Horus Black – Simply, recensione.
Riccardo Sechi, giovanissimo di Genova, proveniente da una famiglia in cui la musica è il pane quotidiano. E poi da queste impronte giunge una deriva di gusto e di estetica, che poi – musicalmente parlando – la deriva non esiste mai. Si fa chiamare HORUS BLACK e pubblica un esordio davvero interessante dal titolo “Simply”. Dalla sua timbrica vocale assolutamente di maniera, allo stile di abiti e quel certo modo di sapersi muovere in scena, non si lascia poi tanto spazio libero alla fantasia di inventari chissà quali interpretazioni alternative. Il mondo di quell’America che usciva dalla grande depressione e incontrava lo sfarzo miliardario del Rock’n’Roll, da Elvis fino al noir del grande cinema (tutte cose che in Italia abbiamo scopiazzato con venti anni di ritardo), confluiscono in questi 10 inediti di Horus Black. Il tutto guidato sapientemente da un suono che non è per niente vintage come probabilmente avrebbero sperato di avere i conservatori più puri: siamo di fronte ad una vera e propria traduzione moderna di uno stile ormai lontano di 3 generazioni. In rete il video di lancio del singolo “We are alone tonight” e direi che in esso sono chiuse tutte le carte migliori di questo lavoro. Non ci dilunghiamo oltre: accogliamo appena la delusione di chi cerca nella musica di oggi nuove frontiere per codificare il futuro. Da un disco come “Simply” potrete solamente ripescare il buon sapore di un tempo lontano, quando le star erano coperte di lustrini e il Rock’n’Roll serviva come bandiera di rivoluzione sociale. Horus Black ci ha aggiunto solo qualche buona trovata digitale.

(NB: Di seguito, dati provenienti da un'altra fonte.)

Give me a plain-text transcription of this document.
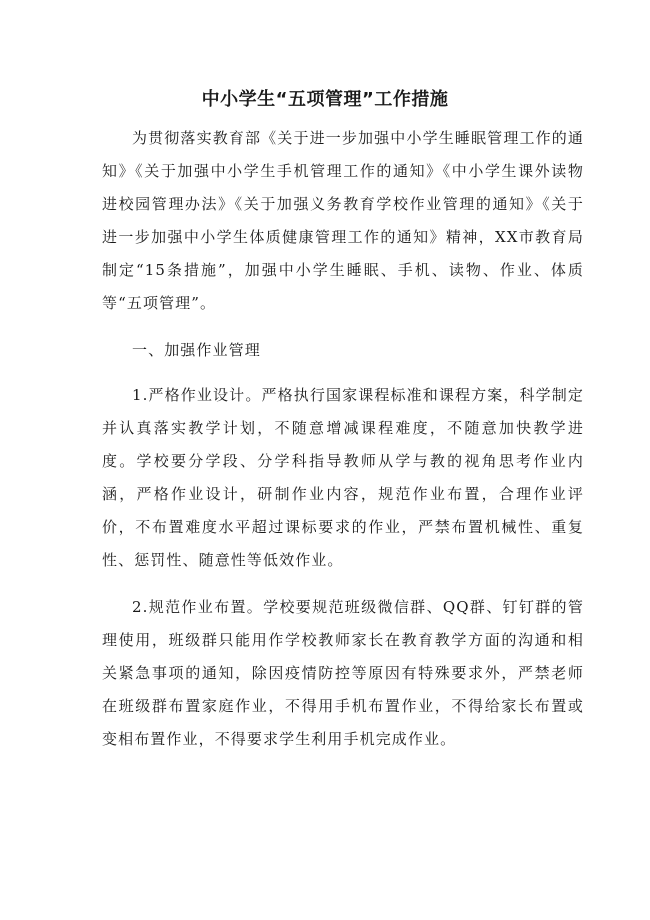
中小学生“五项管理”工作措施

为贯彻落实教育部《关于进一步加强中小学生睡眠管理工作的通知》《关于加强中小学生手机管理工作的通知》《中小学生课外读物进校园管理办法》《关于加强义务教育学校作业管理的通知》《关于进一步加强中小学生体质健康管理工作的通知》精神，XX市教育局制定“15条措施”，加强中小学生睡眠、手机、读物、作业、体质等“五项管理”。

一、加强作业管理

1.严格作业设计。严格执行国家课程标准和课程方案，科学制定并认真落实教学计划，不随意增减课程难度，不随意加快教学进度。学校要分学段、分学科指导教师从学与教的视角思考作业内涵，严格作业设计，研制作业内容，规范作业布置，合理作业评价，不布置难度水平超过课标要求的作业，严禁布置机械性、重复性、惩罚性、随意性等低效作业。

2.规范作业布置。学校要规范班级微信群、QQ群、钉钉群的管理使用，班级群只能用作学校教师家长在教育教学方面的沟通和相关紧急事项的通知，除因疫情防控等原因有特殊要求外，严禁老师在班级群布置家庭作业，不得用手机布置作业，不得给家长布置或变相布置作业，不得要求学生利用手机完成作业。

Partiamo dalla copertina di questo disco. Sembra davvero che ci sia dello sfarzo dell’oro o addirittura della vittoria tra le righe. C’è tutto questo in qualche misura? Tu come la vedi?
Sì, c’è assolutamente tutto questo! È stato un elemento da me voluto, infatti il logo “Horus Black” è stato da me ideato, per poi essere realizzato da uno studio grafico a causa di miei limiti tecnici in questo campo. Oro ed elementi sfarzosi e vittoriosi penso vengano fuori dal mio lato egocentrico ed addirittura autocelebrativo che, devo ammettere, è piuttosto forte in campo artistico musicale.
“Simply” sembra venir fuori da un passato glorioso. L’America vince su di te in merito all’ispirazione e all’immaginario. Ma dalla nostra Italia che cosa hai preso?
Dall’Italia ho preso le influenza classiche che derivano anche dalle mie origini, infatti i miei genitori e mio nonno paterno sono musicisti classici.
Tra l’altro vai proprio a spolverare cose assai “antiche” come lo stile Doo-Wap. Un vero mjust del genere…
Sì, io non disdegno nulla; cerco di ascoltare ogni genere, poi ovviamente se un genere mi piace proseguo con l'”esplorazione”, altrimenti lascio perdere.
Il futuro di “Simply” dove lo rintracciamo? In altre parole: ci sono cose in questo disco che pescano proprio dal futuro o quanto meno dalla tradizione contemporanea?
Dal mio punto di vista questo è il futuro.